More successful small business buyers tend to square this circle creatively. For example, new suppliers can sometimes pay commissions for switching your new acquisition’s business to them. These can amount to many thousands of pounds. Add to those funds any unclaimed grants or R&D tax credits, and the amount can build. Sometimes businesses are bad at getting paid. Being more efficient at collecting money from debtors can help accumulate cash. You can approach suppliers to negotiate more credit – or swap it for shares. You can ruthlessly stop all non-essential payments. You can even use the cash in the bank account as part of the initial consideration, which in the UK is attractive to sellers because 10% of entrepreneur’s relief saves tax. So, you could well accumulate cash for an initial consideration for the seller without bank or institutional debt. If you are still short, you can ask if you can acquire a minority stake and through a specially devised shareholder agreement, you can still retain control. If that fails, but the chemistry is good and the seller values your expertise, you can negotiate a WIBO (work in buy out), when you effectively barter equity for your expertise at turning around or enhancing the business.

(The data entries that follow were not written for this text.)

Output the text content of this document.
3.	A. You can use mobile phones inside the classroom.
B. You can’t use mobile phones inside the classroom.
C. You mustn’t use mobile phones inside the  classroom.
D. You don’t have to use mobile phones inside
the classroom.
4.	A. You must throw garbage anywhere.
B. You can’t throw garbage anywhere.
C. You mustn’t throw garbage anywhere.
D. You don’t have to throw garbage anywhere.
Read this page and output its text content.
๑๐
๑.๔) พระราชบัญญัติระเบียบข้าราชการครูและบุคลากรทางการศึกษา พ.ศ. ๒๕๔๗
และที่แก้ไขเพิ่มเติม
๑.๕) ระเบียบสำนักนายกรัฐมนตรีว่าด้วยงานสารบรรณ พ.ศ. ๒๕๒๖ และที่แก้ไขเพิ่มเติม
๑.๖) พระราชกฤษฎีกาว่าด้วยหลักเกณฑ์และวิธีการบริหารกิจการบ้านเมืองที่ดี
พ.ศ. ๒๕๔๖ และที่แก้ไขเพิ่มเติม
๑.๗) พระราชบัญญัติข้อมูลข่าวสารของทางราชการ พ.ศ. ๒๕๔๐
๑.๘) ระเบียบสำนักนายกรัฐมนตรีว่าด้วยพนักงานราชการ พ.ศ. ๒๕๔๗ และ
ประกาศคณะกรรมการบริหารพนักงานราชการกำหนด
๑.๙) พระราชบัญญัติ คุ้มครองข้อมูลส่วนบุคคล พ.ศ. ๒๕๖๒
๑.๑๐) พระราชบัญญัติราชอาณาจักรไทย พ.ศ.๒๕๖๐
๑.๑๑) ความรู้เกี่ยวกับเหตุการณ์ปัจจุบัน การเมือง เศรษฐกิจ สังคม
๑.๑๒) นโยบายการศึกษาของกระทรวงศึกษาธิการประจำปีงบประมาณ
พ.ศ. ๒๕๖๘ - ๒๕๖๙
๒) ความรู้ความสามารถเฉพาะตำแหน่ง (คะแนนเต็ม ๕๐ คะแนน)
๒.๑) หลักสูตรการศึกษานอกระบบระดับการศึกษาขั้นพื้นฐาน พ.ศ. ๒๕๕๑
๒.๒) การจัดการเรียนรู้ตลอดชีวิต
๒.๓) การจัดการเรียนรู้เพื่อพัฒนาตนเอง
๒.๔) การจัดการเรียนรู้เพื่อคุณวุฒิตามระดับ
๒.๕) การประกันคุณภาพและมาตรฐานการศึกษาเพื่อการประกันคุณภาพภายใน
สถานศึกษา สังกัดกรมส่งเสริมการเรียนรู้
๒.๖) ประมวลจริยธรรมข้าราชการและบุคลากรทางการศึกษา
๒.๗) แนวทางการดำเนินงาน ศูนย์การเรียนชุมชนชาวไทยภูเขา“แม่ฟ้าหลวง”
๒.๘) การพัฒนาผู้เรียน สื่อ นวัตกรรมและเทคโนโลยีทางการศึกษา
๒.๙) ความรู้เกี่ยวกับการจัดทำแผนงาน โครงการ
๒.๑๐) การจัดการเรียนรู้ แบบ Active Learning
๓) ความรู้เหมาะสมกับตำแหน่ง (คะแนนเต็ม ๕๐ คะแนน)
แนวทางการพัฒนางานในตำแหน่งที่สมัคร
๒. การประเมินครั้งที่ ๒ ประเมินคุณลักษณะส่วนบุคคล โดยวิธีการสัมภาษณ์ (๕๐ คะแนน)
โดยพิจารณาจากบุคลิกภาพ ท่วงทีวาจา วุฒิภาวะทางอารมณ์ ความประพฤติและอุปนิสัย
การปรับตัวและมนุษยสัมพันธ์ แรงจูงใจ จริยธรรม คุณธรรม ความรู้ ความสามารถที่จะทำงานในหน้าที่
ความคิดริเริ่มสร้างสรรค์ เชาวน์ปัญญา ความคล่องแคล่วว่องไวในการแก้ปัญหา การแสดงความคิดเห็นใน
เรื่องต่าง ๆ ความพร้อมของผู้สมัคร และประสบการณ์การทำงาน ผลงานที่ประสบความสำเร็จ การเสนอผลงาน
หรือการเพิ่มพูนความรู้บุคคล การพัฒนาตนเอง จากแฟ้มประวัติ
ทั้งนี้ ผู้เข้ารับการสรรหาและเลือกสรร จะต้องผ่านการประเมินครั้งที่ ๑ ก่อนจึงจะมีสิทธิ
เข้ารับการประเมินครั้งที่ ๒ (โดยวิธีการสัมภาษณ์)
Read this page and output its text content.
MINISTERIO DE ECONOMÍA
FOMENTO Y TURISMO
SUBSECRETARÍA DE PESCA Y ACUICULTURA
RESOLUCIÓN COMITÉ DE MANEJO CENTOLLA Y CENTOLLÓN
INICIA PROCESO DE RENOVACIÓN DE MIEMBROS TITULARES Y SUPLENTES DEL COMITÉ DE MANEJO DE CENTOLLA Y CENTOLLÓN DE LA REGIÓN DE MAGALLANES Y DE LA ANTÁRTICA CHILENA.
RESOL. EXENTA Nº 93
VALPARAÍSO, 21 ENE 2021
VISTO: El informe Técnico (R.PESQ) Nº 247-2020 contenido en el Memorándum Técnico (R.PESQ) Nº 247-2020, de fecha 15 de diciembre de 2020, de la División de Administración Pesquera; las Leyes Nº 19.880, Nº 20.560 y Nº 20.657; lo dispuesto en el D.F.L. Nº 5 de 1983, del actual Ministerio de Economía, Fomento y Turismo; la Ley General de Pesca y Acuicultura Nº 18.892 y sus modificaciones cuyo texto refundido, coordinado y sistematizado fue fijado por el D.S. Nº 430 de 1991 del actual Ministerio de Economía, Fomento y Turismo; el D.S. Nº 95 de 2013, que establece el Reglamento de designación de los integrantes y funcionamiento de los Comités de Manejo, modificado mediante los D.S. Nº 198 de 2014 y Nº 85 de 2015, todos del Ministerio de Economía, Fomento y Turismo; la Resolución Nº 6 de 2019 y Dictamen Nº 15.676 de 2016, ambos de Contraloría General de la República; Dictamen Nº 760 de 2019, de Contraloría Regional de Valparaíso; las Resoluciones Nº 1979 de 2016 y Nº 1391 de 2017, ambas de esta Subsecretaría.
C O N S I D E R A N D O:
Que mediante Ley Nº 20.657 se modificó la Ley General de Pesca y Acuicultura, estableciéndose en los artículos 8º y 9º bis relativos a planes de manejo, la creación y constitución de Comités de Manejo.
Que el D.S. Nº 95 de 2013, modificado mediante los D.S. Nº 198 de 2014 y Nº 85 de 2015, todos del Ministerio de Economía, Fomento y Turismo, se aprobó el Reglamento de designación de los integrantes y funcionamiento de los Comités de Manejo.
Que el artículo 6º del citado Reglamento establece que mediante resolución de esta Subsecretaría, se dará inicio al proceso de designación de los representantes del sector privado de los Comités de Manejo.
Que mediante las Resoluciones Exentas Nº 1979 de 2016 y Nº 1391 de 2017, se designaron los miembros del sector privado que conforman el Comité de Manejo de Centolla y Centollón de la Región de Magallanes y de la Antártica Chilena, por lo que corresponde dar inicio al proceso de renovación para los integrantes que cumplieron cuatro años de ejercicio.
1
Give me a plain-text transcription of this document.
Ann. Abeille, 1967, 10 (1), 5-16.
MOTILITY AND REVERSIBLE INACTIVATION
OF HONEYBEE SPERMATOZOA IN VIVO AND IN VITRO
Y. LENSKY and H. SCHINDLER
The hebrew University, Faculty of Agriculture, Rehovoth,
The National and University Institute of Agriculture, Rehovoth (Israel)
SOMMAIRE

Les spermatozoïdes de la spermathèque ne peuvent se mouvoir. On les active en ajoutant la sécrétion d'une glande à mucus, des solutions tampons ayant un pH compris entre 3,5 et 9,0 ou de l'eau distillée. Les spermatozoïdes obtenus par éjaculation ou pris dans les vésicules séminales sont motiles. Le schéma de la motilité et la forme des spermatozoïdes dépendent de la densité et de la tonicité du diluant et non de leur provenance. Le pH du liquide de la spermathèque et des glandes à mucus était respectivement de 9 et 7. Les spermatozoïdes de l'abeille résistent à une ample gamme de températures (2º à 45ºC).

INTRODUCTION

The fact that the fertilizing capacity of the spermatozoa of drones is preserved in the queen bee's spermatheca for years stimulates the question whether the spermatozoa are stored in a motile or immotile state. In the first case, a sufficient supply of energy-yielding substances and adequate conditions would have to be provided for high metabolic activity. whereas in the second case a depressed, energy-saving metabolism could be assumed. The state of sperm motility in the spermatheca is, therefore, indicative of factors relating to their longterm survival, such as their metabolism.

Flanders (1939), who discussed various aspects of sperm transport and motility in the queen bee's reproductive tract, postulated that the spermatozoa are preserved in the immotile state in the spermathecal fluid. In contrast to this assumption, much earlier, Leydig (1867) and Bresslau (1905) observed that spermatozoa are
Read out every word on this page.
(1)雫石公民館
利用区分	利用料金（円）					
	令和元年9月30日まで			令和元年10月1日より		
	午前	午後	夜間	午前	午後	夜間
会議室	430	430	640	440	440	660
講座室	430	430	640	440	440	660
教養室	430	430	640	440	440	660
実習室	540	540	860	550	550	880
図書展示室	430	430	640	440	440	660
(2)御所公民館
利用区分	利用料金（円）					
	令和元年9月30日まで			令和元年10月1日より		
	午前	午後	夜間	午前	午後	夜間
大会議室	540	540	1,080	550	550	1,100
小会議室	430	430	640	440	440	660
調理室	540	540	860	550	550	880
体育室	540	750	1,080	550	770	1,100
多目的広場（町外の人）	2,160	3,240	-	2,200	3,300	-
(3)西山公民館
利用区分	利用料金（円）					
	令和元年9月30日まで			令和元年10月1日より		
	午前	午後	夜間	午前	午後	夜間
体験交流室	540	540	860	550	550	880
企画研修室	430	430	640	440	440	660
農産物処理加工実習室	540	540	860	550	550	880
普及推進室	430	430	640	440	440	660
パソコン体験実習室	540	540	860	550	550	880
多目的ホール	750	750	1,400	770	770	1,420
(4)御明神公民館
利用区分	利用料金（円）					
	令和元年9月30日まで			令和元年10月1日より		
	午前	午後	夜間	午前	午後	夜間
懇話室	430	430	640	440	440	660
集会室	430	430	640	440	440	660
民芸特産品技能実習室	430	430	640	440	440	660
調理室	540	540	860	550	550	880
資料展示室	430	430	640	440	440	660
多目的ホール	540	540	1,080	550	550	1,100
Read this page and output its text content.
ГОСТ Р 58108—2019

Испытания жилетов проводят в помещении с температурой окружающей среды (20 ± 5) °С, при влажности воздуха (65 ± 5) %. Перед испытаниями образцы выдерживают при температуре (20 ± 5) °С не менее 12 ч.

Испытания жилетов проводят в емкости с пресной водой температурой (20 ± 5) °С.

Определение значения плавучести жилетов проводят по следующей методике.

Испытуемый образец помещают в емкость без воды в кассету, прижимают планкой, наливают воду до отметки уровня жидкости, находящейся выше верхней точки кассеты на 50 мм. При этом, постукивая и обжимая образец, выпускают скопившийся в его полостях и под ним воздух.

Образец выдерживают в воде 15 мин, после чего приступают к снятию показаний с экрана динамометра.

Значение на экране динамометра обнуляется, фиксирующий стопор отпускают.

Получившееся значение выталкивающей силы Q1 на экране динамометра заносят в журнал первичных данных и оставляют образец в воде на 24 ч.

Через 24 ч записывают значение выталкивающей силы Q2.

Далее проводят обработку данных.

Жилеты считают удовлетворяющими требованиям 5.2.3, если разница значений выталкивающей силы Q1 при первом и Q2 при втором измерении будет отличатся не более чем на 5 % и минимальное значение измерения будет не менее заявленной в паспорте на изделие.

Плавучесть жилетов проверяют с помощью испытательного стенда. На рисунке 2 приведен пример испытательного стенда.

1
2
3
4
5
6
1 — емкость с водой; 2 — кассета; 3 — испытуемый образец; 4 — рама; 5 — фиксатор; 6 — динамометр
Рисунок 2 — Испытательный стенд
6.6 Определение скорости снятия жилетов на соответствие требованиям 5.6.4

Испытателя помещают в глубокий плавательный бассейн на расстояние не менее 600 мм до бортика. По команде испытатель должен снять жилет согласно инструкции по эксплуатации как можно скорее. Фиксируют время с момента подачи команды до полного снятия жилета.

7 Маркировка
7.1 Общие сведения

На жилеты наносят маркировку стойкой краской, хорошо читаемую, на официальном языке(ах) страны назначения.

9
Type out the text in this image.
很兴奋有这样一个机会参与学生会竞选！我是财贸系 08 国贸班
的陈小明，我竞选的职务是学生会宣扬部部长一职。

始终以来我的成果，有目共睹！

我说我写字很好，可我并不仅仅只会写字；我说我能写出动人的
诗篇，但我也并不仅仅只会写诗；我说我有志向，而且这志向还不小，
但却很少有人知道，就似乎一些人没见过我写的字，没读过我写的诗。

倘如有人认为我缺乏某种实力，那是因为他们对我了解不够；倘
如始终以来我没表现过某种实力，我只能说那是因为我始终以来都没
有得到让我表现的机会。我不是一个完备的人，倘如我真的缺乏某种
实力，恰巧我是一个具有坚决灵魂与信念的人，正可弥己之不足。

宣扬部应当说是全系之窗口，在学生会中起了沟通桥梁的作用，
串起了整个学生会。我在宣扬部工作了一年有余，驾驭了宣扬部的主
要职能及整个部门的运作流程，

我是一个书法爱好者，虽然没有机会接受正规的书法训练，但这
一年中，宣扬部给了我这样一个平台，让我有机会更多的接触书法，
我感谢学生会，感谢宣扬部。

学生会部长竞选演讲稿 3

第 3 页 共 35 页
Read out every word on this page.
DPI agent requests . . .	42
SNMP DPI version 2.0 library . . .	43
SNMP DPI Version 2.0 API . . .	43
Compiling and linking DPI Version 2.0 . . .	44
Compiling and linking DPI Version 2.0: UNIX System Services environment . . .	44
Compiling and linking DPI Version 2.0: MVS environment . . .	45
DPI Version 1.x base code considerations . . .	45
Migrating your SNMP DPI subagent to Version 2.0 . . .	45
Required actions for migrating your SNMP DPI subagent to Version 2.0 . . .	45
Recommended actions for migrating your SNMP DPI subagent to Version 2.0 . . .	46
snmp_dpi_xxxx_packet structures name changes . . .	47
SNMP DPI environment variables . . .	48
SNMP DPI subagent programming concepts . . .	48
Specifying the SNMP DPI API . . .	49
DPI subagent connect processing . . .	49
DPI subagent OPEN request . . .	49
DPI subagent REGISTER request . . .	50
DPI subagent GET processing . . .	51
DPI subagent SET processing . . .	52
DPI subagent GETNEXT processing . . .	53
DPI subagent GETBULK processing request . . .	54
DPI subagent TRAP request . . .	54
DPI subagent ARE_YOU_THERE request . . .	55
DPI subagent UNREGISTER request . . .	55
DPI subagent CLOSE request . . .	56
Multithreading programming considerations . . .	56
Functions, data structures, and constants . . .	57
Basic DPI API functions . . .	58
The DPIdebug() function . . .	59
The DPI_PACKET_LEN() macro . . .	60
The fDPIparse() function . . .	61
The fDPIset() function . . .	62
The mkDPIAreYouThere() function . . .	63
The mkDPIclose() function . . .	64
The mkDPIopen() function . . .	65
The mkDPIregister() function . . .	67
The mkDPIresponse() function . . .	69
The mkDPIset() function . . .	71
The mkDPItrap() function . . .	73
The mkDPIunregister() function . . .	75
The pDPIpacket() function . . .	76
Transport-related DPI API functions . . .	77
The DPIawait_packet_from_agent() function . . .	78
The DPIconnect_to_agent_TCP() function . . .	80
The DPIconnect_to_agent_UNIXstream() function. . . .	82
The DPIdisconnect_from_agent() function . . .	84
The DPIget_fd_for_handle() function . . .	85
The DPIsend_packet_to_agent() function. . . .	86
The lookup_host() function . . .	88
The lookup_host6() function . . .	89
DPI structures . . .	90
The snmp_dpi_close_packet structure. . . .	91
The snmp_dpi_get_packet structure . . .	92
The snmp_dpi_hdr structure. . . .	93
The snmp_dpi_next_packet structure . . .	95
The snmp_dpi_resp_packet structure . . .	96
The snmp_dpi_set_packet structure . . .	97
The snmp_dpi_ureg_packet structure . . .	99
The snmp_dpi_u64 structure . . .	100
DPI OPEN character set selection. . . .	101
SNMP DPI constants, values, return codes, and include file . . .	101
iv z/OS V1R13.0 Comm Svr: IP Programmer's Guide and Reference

If you own a profitable and debt-free business that makes net profits of $1m – $10m and want to grow by acquisition, you could merge with other similar businesses and list on a public stock market, in a way that retains your independence. In one fell swoop, your independent businesses, under a single holding company, can become much more valuable. Entrepreneurs with net profits that are as

low as $1m are doing this cost-effectively now. As the seller of a business, you receive shares in a publicly-traded company that is likely to carry a higher valuation than yours, as it is bigger, less risky, profitable, without debt and whose shares are being bought and sold by the public – and potentially by some of those global institutions controlling that $93 trillion. This structure also allows you to be paid through an innovative new bond structure which means you, as the seller, can receive a much larger initial consideration at the outset than if you were selling to a trade buyer or to private equity. Future acquisitions are easier, as you can buy businesses with publicly traded shares. You can compete for larger contracts around the world, as you are now more like a $200m company, not a $5m one, and you are part of a “mastermind board” with all your fellow business owners whose joint interest is the success of all.

There is a catch. You need to be making net profits of at least $1m for this strategy to be cost-effective. However, if your business is only making, say, $500k net profits, then you can acquire another business with the same or more net profits, using the aforementioned strategies.